Here is another story on an alternative treatment that is not backed up by hard data.
The article uses hyped-up language, such as “significantly reduced” and “significantly relieved,” without citing any numbers to back these claims up. There is little discussion on how benefits were measured or on the limitations of these trials. The story is yet another example of the importance of critical analysis, so that readers can walk away with a more balanced view of cupping therapy.
This story gives a sense of mounting evidence of efficacy of a truly fringe treatment.
Alternative therapies may provide some hope and relief for the millions suffering from chronic pain. Readers need to be able to look critically at “studies” of alternative treatments and have strong journalism help by pointing out flaws and possible harm (besides wasted dollars).
The article mentions that the cost of cupping “varies widely, from $40 to $100 or more for a half-hour session.”
The story cites several studies to support the story’s statement that “a handful of new studies have shown it helps relieve back, neck, carpal tunnel and knee pain.” However, none of the alleged benefits are ever quantified, and that’s our expectation with this criterion. The article uses phrases, such as “more effective on average in relieving pain” and “significantly reduced chronic neck pain.” But what do these mean? And how were these benefits measured? A discussion on some numbers from the trials (how many patients experienced relief, how much pain relief), as well as the research methods to measure benefits, would have been welcome.
Possible harms are never discussed in the story. The story does mention that cupping “shouldn’t be done on pregnant women, people with heart conditions or people with bleeding disorders,” but why not? There are other possible harms, such as spread of resistant bacteria by not properly cleaning instruments.
The story does bring up a limitation in one of the studies – how there is a lack of a control, which suggest that the benefits of the studies may be attributed to the placebo effect. Placebo effect is strong, as we all know. Uncontrolled trials of alternative therapies are next to useless for determining efficacy. Many people feel better just by having someone listen to them for a half hour. If people believe a therapy will work, and pay money for it, it probably will.
But there were more obvious limitations in all of the studies – small sample size and short follow up time. In addition, these types of trials are single-blinded, which may also produce bias. And the story let one researcher get away with citing unpublished data. It’s easy to get away with any claim in that scenario.

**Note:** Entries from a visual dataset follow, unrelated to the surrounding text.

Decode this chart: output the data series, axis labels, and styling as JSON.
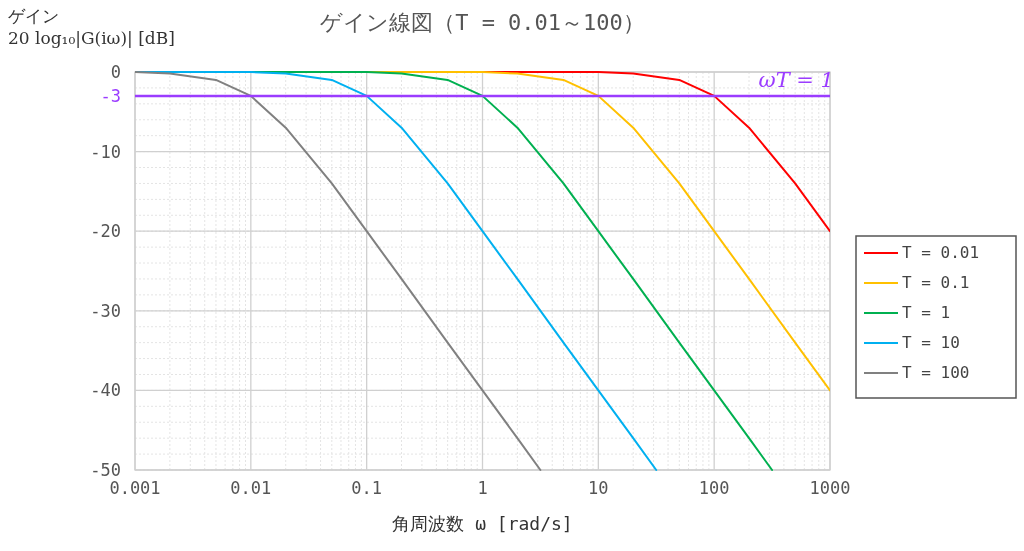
{
  "chart_data": {
    "type": "line",
    "title": "ゲイン線図（T = 0.01～100）",
    "xlabel": "角周波数 ω [rad/s]",
    "ylabel": "ゲイン\n20 log₁₀|G(iω)| [dB]",
    "log": "x",
    "xlim": [
      0.001,
      1000
    ],
    "ylim": [
      -50,
      0
    ],
    "xticks": [
      0.001,
      0.01,
      0.1,
      1,
      10,
      100,
      1000
    ],
    "yticks": [
      0,
      -3,
      -10,
      -20,
      -30,
      -40,
      -50
    ],
    "grid": true,
    "legend": "right",
    "line_style": "solid",
    "marker": "none",
    "ref_lines": [
      {
        "axis": "y",
        "value": -3,
        "color": "#9b3cff"
      }
    ],
    "annotations": [
      "ωT = 1"
    ],
    "series": [
      {
        "name": "T = 0.01",
        "color": "#ff0000",
        "x": [
          0.001,
          10,
          20,
          50,
          100,
          200,
          500,
          1000
        ],
        "values": [
          0,
          0,
          -0.2,
          -1,
          -3,
          -7,
          -14,
          -20
        ]
      },
      {
        "name": "T = 0.1",
        "color": "#ffc000",
        "x": [
          0.001,
          1,
          2,
          5,
          10,
          20,
          50,
          100,
          200,
          500,
          1000
        ],
        "values": [
          0,
          0,
          -0.2,
          -1,
          -3,
          -7,
          -14,
          -20,
          -26,
          -34,
          -40
        ]
      },
      {
        "name": "T = 1",
        "color": "#00b050",
        "x": [
          0.001,
          0.1,
          0.2,
          0.5,
          1,
          2,
          5,
          10,
          20,
          50,
          100,
          200,
          316
        ],
        "values": [
          0,
          0,
          -0.2,
          -1,
          -3,
          -7,
          -14,
          -20,
          -26,
          -34,
          -40,
          -46,
          -50
        ]
      },
      {
        "name": "T = 10",
        "color": "#00b0f0",
        "x": [
          0.001,
          0.01,
          0.02,
          0.05,
          0.1,
          0.2,
          0.5,
          1,
          2,
          5,
          10,
          20,
          31.6
        ],
        "values": [
          0,
          0,
          -0.2,
          -1,
          -3,
          -7,
          -14,
          -20,
          -26,
          -34,
          -40,
          -46,
          -50
        ]
      },
      {
        "name": "T = 100",
        "color": "#808080",
        "x": [
          0.001,
          0.002,
          0.005,
          0.01,
          0.02,
          0.05,
          0.1,
          0.2,
          0.5,
          1,
          2,
          3.16
        ],
        "values": [
          0,
          -0.2,
          -1,
          -3,
          -7,
          -14,
          -20,
          -26,
          -34,
          -40,
          -46,
          -50
        ]
      }
    ]
  }
}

The story does not engage in disease mongering.
This one barely squeaks by. There is one independent comment on the trials from David Felson at the Boston University School of Medicine, who said that the lack of a control group “raises questions of whether it is cupping that is really working or if it has a placebo effect.” But more detailed comment on each of the cited studies’ shortcomings and limitations would have been hugely helpful in producing a more balanced view on the benefits of cupping.
The story does not mention any alternatives. What are the traditional treatments for knee arthritis pain and chronic neck pain? Or for pain management in general? A few words about over the counter analgesics, massage, or other proven therapies would have been helpful.
The story mentions that cupping treatment is available through acupuncturists, chiropractors and massage therapists.
The article makes it clear that cupping therapy is not a new approach, as it was “performed traditionally in China and other countries.” Even the headline reads, “Centuries-Old Art of Cupping May Bring Some Pain Relief.”
The story does not appear to rely on a press release.